Chapitre 27 : Un peu trop tard
Hu Po et Ah Bai se regardèrent en même temps. Hu Po s'était déjà fait son propre avis sur Lin Xuanzhi. S'il n'avait pas été aussi minable, jamais Yan Tianhen n'aurait eu à vendre Hu Po. Du coup le tigreau voulut piquer une colère, sauter directement du carrosse et montrer ses fesses à Lin Xuanzhi mais à sa grande surprise, l'homme lui jeta directement un fruit de joie démoniaque !
Hu Po bondit en avant et avala le fruit d'une seule bouchée.
Puis il sauta joyeusement sur le siège du cocher comme s'il venait de jouir. Il s'assit proprement et feula à l'intention du cheval qui eut si peur que ses quatre pattes flageolèrent, lui ordonnant de rentrer rapidement.
Ah Bai se tapa le visage d'une patte et ne put supporter de regarder l'autre tigreau dans les yeux.
Ce petit-frère décevant, il s'était fait acheter par un simple fruit de joie démoniaque, il était vraiment irrécupérable !
Cependant Ah Bai oublia délibérément que lui aussi avait déjà été acheté par un fruit de joie démoniaque !
L'attelage se dirigeait lentement dans la longue rue vers la résidence des Lin.
Dans le carrosse, Lin Xuanzhi et Yan Tianhen ne dirent rien pendant un long moment.
Yan Tianhen était encore envahi par la tristesse de la mort de leur père, incapable de s'en extirper.

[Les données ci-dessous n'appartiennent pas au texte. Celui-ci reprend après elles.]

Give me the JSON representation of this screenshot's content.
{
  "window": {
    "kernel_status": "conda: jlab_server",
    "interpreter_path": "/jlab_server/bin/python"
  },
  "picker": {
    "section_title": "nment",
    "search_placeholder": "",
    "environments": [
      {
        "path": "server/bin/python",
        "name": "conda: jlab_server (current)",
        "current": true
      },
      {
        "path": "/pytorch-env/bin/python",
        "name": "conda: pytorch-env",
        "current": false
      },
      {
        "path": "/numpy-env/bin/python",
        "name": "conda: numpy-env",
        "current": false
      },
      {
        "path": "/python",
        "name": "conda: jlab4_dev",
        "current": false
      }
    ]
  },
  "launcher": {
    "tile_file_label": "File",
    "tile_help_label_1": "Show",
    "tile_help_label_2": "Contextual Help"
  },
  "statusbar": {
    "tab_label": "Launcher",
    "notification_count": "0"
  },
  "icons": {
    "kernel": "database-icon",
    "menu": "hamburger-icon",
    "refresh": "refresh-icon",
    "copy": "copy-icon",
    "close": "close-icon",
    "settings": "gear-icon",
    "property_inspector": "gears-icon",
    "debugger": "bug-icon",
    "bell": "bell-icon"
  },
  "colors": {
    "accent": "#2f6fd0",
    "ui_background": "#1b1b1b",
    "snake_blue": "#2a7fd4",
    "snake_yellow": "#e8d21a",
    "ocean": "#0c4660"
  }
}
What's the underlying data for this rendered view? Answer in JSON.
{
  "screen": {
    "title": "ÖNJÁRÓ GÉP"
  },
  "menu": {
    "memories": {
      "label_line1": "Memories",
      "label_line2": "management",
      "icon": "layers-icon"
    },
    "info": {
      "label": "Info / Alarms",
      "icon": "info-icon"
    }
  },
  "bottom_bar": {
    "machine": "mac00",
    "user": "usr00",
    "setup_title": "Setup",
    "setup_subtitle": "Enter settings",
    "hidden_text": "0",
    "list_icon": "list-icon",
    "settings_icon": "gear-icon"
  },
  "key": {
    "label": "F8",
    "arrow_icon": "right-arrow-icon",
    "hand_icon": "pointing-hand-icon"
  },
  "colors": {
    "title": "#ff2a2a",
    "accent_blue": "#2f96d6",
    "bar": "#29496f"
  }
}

Même Lin Xuanzhi pouvait clairement voir le regret et le reproche sur son visage.
Lin Xuanzhi lui laissa un moment pour calmer ses émotions avant de dire :
« Ah Hen, tu te souviens de ce qui s'est passé ce jour-là ? »
Ah Hen secoua la tête. Il se mordit la lèvre inférieure et fit :
« Je ne me souviens pas clairement. Je me rappelle seulement que Papa a été tué par des cultivateurs pendant qu'il me protégeait mais je ne sais plus quand nous étions sortis ce jour-là, pourquoi, où nous avons été chassés et attaqués et à quoi ressemblaient nos agresseurs... Mais Papa a bloqué leurs attaques pour me défendre puis il m'a renvoyé directement dans la résidence des Lin avec une formation qu'il a lancée. »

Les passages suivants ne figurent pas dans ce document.